Iterative Methods in Combinatorial Optimization


R. Ravi
Tepper School of Business
Carnegie Mellon University

Tuesday, May 6, 2014
4:15 - 5:15 PM
Huang 305


Abstract:

In this talk, I will describe a simple iterative method for proving a variety of results in combinatorial optimization. It is inspired by Jain's iterative rounding method for designing approximation algorithms for survivable network design problems, and augmented with a relaxation idea in the work of Lau, Naor, Salvatipour and Singh in their work on designing an approximation algorithm for its degree bounded version. Its application was further refined in recent work of Bansal, Khandekar and Nagarajan on degree-bounded directed network design. In this talk, I will describe its application to showing the integrality of Edmond's characterization of the spanning tree polyhedron and then extend the argument to show a simpler proof of the Lau-Singh approximation algorithm for its degree constrained version.
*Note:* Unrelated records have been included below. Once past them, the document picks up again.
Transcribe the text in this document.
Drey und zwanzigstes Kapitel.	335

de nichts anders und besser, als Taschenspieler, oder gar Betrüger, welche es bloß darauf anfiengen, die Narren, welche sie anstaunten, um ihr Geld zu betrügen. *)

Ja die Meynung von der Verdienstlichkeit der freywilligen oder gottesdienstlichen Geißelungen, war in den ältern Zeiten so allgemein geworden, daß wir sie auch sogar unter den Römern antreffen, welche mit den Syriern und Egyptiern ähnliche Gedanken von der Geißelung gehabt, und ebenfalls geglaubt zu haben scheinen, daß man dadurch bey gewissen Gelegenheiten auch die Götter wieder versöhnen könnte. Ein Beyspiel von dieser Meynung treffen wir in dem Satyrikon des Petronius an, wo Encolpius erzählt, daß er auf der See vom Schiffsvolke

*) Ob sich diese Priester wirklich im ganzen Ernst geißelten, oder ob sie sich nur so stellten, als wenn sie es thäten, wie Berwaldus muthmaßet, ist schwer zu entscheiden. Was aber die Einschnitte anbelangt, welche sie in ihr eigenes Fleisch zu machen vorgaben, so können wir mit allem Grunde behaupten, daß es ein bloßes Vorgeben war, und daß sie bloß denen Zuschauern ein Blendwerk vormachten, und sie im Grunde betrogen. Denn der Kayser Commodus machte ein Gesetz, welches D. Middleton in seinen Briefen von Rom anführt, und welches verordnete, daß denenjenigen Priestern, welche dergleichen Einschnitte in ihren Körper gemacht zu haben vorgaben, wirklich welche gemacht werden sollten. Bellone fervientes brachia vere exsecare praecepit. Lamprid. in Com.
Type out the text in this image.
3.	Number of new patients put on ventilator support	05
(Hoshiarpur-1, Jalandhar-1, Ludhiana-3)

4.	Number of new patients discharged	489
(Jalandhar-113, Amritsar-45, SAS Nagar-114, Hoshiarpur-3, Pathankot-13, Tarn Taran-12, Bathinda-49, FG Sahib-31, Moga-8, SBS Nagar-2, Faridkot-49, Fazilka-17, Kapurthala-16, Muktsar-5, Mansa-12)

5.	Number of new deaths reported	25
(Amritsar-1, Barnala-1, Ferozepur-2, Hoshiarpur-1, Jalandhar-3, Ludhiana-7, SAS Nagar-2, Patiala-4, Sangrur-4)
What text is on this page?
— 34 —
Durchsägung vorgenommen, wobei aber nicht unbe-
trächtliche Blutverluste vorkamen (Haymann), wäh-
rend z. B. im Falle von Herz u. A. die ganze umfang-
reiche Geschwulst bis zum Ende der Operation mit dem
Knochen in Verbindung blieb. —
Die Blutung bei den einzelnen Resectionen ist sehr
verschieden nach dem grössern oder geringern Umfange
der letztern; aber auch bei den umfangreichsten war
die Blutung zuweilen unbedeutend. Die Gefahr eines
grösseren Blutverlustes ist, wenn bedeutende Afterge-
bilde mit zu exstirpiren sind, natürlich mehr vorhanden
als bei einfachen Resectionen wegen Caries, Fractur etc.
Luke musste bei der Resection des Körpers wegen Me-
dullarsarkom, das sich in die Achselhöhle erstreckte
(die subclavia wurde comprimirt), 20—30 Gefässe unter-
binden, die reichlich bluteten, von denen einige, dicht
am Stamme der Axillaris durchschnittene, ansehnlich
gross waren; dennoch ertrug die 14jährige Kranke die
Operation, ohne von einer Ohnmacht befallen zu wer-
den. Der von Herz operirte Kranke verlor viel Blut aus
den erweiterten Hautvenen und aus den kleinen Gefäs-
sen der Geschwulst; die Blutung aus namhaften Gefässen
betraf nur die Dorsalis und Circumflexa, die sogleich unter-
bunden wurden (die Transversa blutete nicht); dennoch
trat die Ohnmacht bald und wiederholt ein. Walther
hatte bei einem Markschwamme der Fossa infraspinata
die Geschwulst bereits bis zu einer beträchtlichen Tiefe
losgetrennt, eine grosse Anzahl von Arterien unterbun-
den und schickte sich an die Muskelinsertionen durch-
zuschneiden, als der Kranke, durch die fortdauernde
I will conclude by showing how Jain's original proof can be much simplified by the new perspective, by unifying its treatment with that for the STSP problem. This talk describes work of all the above authors interpreted in collaboration with Lau, Nagarajan and Singh.


Dr. R. Ravi is the Andris A. Zoltners Professor of Business and Professor of Operations Research and Computer Science at Carnegie Mellon University. Ravi received his bachelor's degree from IIT, Madras, and Master's and doctoral degrees from Brown University, all in Computer Science.

He has been at the Tepper School of Business since 1995 where he served as the Associate Dean for Intellectual Strategy from 2005-2008, and Chair of the Future Educational Delivery Committee that launched the online Tepper MBA in 2013. Ravi's main research interests are in algorithms for combinatorial optimization, and their applications in the intersection of business and technology. Ravi is interested in networks and their effects in business, a subject on which he introduced a new MBA class. He is also interested in customer-centric marketing and how to accomplish this using optimization methods on large data sets, on which he co-developed another new MBA class.

On the academic side, Ravi's research has been continually supported by the U.S. National Science Foundation since 1995; In this period, he has supervised a dozen doctoral theses and developed over half a dozen new graduate classes. He currently serves on the editorial board of the ACM Transactions on Algorithms, as well as area editor for Operations Research in charge of the discrete optimization area.